Como aconteceu seu primeiro livro? Falo de A morte sem nome, primeiro escrito, segundo publicado. Você já escrevia coisas esparsas na adolescência — mas de onde veio a vontade de escrevê-lo, como surgiu a ideia e por que você achava que esse turbilhão daria um livro? Você queria, nessa época, ser de fato um escritor?

Na época de A morte sem nome eu já era um escritor. E tinha plena consciência disso. Eu sabia que estava escrevendo um livro-livro. Antes dele, escrevi várias coisas, tentativas de romances, que não levavam a lugar algum. De toda forma, eu já sentia prazer com isso, sabia que é o que eu mais gostava de fazer e é o que eu faria pelo resto da vida – ganhando dinheiro com isso ou não, publicando ou não. Eu era um escritor e sentia que tinha talento – mas sentia também que ainda não estava encontrando a forma, não estava conseguindo me expressar. A morte sem nome foi uma epifania, o momento em que eu consegui transmitir aquela corrente elétrica da minha mente pelos dedos, para o teclado e a página. Agora, eu não pensava em publicação, reconhecimento, nada. Tanto que escrevi o livro e simplesmente guardei. Bem, mostrei pra uns amigos, minha mãe… Mas não mandei pra editora alguma. Não achava que faria diferença, mesmo que fosse publicado. Eu não via muito sentido em publicar, na verdade… Até hoje eu questiono um pouco se há sentido em publicar. Eu poderia estar escrevendo ainda por prazer – e ganhar dinheiro com qualquer outra coisa, mais dinheiro, poderia até ser alguma coisa que me desse prazer, sei lá. Mas me lembro do que minha mãe me disse naquela época, quando eu questionava o motivo de mandar o livro para algum concurso, ou alguma editora. Eu perguntava por que eu deveria fazer isso. E ela disse simplesmente: “Porque isso está ocupando um espaço muito grande e importante na sua vida, e você não pode viver com isso escondido.”

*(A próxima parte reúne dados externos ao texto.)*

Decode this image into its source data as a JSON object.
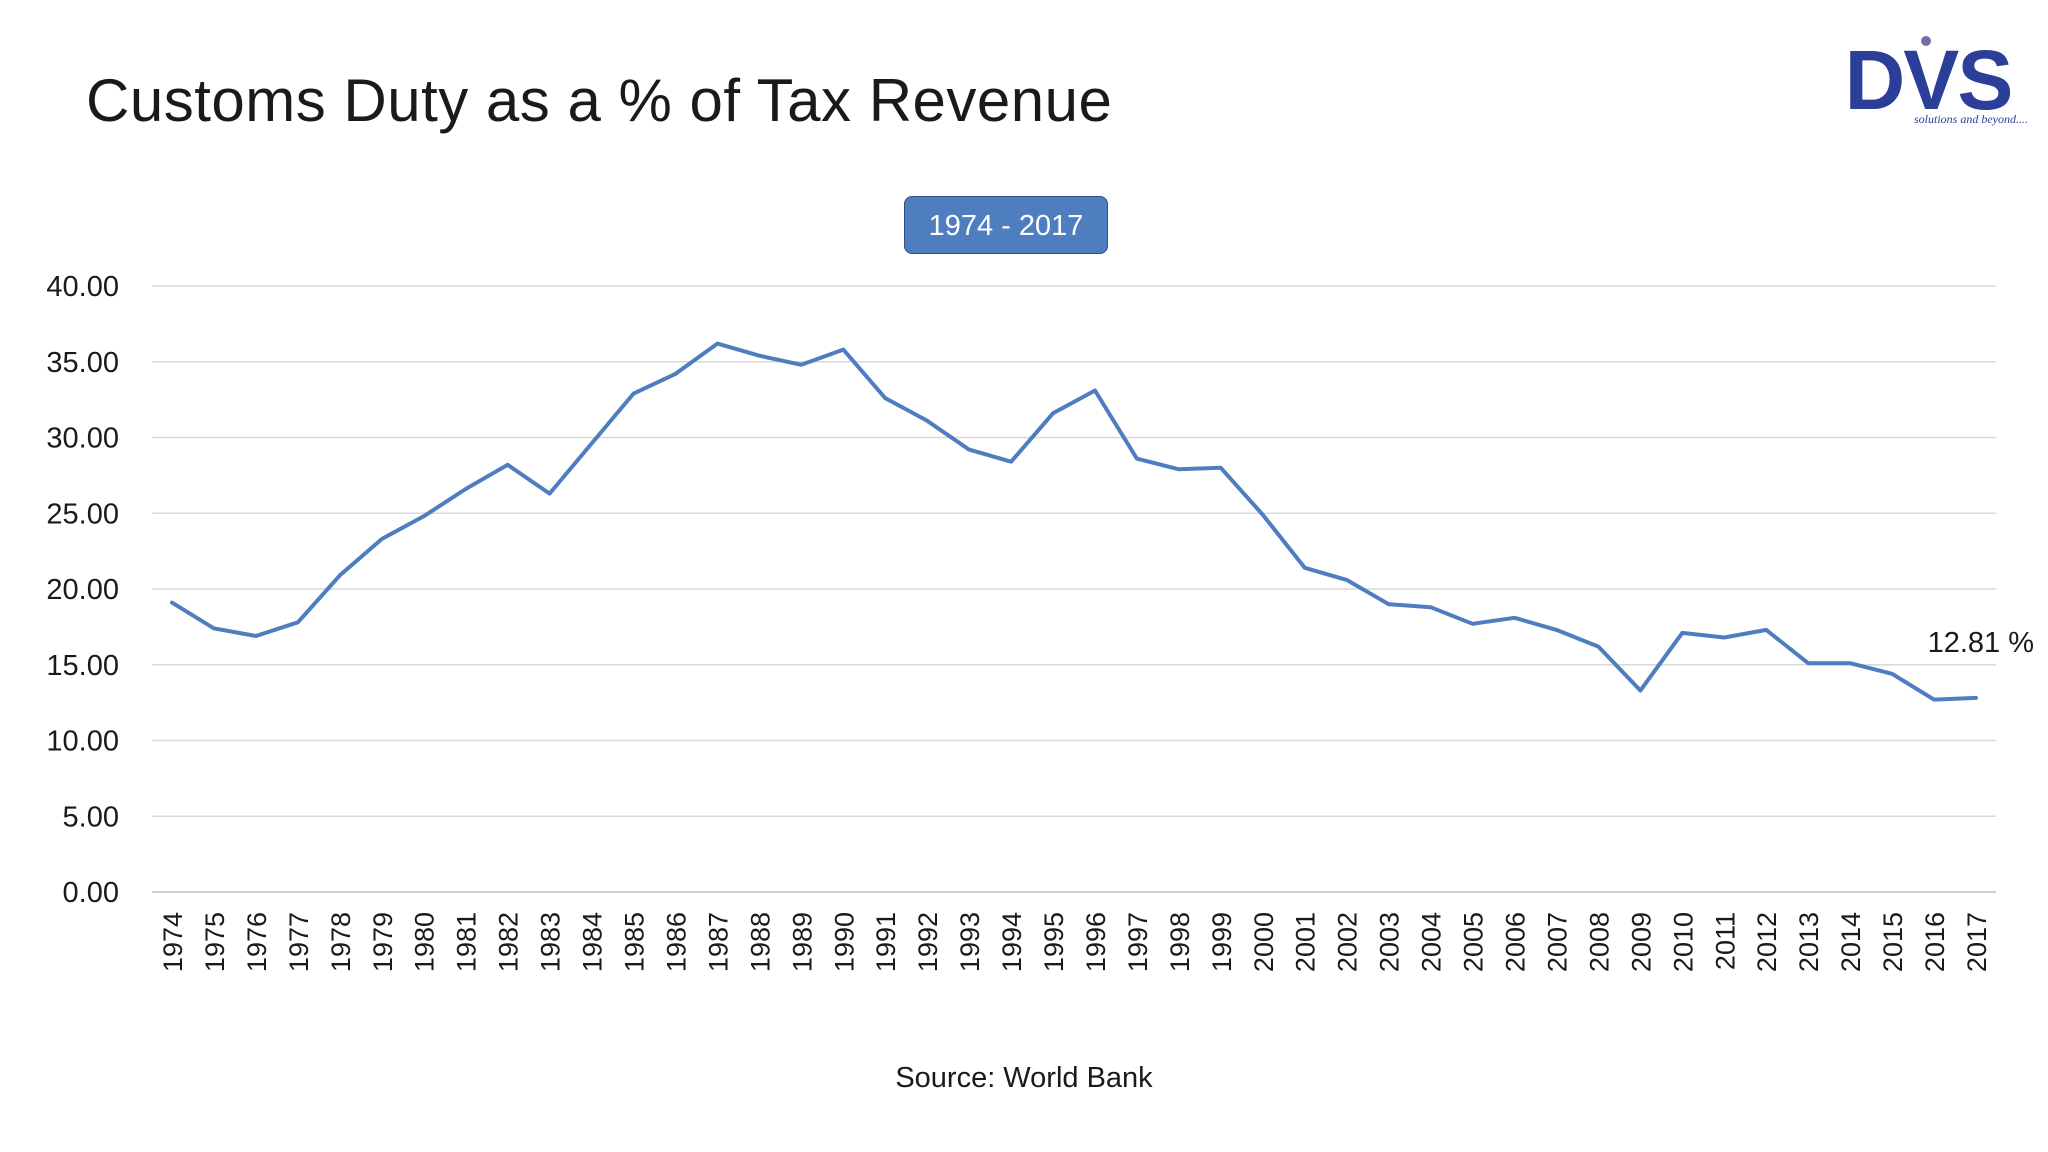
{
  "slide": {
    "title": "Customs Duty as a % of Tax Revenue",
    "source": "Source: World Bank",
    "period_label": "1974 - 2017"
  },
  "logo": {
    "text": "DVS",
    "tagline": "solutions and beyond....",
    "color": "#2b3f99"
  },
  "chart_data": {
    "type": "line",
    "title": "",
    "xlabel": "",
    "ylabel": "",
    "ylim": [
      0,
      40
    ],
    "yticks": [
      "0.00",
      "5.00",
      "10.00",
      "15.00",
      "20.00",
      "25.00",
      "30.00",
      "35.00",
      "40.00"
    ],
    "grid": true,
    "line_color": "#4e7dc0",
    "categories": [
      "1974",
      "1975",
      "1976",
      "1977",
      "1978",
      "1979",
      "1980",
      "1981",
      "1982",
      "1983",
      "1984",
      "1985",
      "1986",
      "1987",
      "1988",
      "1989",
      "1990",
      "1991",
      "1992",
      "1993",
      "1994",
      "1995",
      "1996",
      "1997",
      "1998",
      "1999",
      "2000",
      "2001",
      "2002",
      "2003",
      "2004",
      "2005",
      "2006",
      "2007",
      "2008",
      "2009",
      "2010",
      "2011",
      "2012",
      "2013",
      "2014",
      "2015",
      "2016",
      "2017"
    ],
    "values": [
      19.1,
      17.4,
      16.9,
      17.8,
      20.9,
      23.3,
      24.8,
      26.6,
      28.2,
      26.3,
      29.6,
      32.9,
      34.2,
      36.2,
      35.4,
      34.8,
      35.8,
      32.6,
      31.1,
      29.2,
      28.4,
      31.6,
      33.1,
      28.6,
      27.9,
      28.0,
      24.9,
      21.4,
      20.6,
      19.0,
      18.8,
      17.7,
      18.1,
      17.3,
      16.2,
      13.3,
      17.1,
      16.8,
      17.3,
      15.1,
      15.1,
      14.4,
      12.7,
      12.81
    ],
    "annotations": [
      {
        "category": "2017",
        "text": "12.81 %"
      }
    ]
  }
}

Sobre seu terceiro livro, Feriado de mim mesmo, considerando o modo como vive o personagem — trancado em casa, traduzindo —, você diria que este livro é o que teria mais traços de quem você é hoje? Como encara a relativa solidão do seu trabalho, ou não acha que a solidão necessariamente se relaciona com o ser escritor/tradutor?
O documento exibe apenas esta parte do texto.